Habitat bietet weltweit auch so genannte PASSA-Trainings an. PASSA steht für Participatory Approach for Safe Shelter Awareness. In diesen Workshops erarbeiten wir gemeinsam mit den Menschen vor Ort, welche lokalen Risiken es gibt und welche Maßnahmen daraus abzuleiten sind.
Leider ist es so, dass Spendengelder nach großen Katastrophen quasi von alleine fließen, es aber viel schwerer ist, Gelder für Katastrophenvorsorge zu mobilisieren. Das Thema ist abstrakt und weniger emotional, aber wahnsinnig wichtig.
Wie geht Habitat vor, wenn eine Katastrophe eingetreten ist?
Wir denken mittel- und langfristig. Denn unmittelbar nach einer Katastrophe sind Hunderte Hilfsorganisationen vor Ort. Uns ist aber der Übergang zu einem nachhaltigen Wiederaufbau wichtig.
Habitat geht meist in drei Schritten vor. Unmittelbar nach einer Katastrophe verteilen wir shelter kits mit Planen und Werkzeug (Schrauben, Nägel) für die Reparatur von Häusern, die beschädigt, aber nicht zerstört sind. Auch Schadensbegutachtungen fallen häufig in diese Phase. Denn für die Menschen vor Ort ist es wichtig, wenn möglich nicht unzählige Kilometer vom Wohnort entfernt in ein Zelt gesteckt zu werden. In einem zweiten Schritt stellen wir schnell aufbaubare Wellblech- oder Holzhütten für den Übergang auf. Und schließlich unterstützen wir nachhaltigen Wiederaufbau. Dabei gilt das Prinzip: "build back better".

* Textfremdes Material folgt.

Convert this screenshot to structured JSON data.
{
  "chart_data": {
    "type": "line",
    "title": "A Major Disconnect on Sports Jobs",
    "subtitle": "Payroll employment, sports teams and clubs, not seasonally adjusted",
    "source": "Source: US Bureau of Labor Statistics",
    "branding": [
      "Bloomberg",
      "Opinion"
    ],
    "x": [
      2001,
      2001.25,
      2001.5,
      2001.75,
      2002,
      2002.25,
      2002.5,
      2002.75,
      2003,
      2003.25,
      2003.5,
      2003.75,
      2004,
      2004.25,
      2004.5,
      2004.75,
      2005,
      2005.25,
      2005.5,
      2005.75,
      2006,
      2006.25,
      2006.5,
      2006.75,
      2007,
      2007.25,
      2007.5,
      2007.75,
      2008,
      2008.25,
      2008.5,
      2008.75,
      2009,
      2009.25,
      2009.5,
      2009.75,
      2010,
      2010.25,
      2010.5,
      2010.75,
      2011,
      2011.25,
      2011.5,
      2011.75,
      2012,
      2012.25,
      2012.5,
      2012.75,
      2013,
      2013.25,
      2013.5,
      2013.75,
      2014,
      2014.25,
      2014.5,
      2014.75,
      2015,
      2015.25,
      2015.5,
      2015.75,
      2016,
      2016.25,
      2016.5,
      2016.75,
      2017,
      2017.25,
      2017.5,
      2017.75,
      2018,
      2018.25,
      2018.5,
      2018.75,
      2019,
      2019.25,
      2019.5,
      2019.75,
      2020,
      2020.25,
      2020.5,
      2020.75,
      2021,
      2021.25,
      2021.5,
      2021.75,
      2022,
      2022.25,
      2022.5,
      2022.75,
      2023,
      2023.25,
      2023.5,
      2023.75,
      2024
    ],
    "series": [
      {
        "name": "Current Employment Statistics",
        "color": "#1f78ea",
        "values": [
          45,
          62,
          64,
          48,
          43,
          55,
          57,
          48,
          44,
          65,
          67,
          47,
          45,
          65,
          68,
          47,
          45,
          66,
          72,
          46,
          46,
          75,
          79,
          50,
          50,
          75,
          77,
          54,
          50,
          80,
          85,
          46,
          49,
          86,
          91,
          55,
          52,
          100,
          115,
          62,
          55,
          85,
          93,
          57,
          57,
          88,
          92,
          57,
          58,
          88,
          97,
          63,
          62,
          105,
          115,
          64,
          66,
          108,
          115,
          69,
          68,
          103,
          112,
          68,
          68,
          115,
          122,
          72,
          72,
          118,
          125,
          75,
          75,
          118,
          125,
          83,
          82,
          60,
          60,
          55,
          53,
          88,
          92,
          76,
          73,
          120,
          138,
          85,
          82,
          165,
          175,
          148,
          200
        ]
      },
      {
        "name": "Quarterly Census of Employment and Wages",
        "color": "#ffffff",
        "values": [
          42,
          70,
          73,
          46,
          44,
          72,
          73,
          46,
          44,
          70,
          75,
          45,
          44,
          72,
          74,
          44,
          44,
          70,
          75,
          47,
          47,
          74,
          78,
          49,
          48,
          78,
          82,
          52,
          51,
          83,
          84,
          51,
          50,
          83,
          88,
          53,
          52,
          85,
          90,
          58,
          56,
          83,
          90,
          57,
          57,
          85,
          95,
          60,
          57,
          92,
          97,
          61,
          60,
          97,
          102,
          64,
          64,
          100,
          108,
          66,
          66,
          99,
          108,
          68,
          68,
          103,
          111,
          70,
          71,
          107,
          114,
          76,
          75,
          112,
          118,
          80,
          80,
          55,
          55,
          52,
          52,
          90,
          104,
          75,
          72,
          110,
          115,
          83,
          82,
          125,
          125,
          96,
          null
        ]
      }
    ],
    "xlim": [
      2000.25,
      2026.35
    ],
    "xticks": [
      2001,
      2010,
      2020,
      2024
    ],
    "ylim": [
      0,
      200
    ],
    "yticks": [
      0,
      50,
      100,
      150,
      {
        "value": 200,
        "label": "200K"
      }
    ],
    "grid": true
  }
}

In welchen Zeitdimensionen denken Sie da?
Wenn ein Erdbeben die Dimensionen wie in der Türkei und Syrien hat, denken wir in einem Zeitrahmen von drei bis zehn Jahren. Die Ankündigung der Regierung Erdogan, in einem Jahr würden die Menschen in neuen, sicheren Häusern wohnen, ist aus unserer Sicht leider schlicht unrealistisch.
Habitat for Humanity ist eine der Hilfsorganisationen im Bündnis Aktion Deutschland Hilft, die nach der Erdbeben-Katastrophe in der Türkei und Syrien humanitäre Hilfe leisten.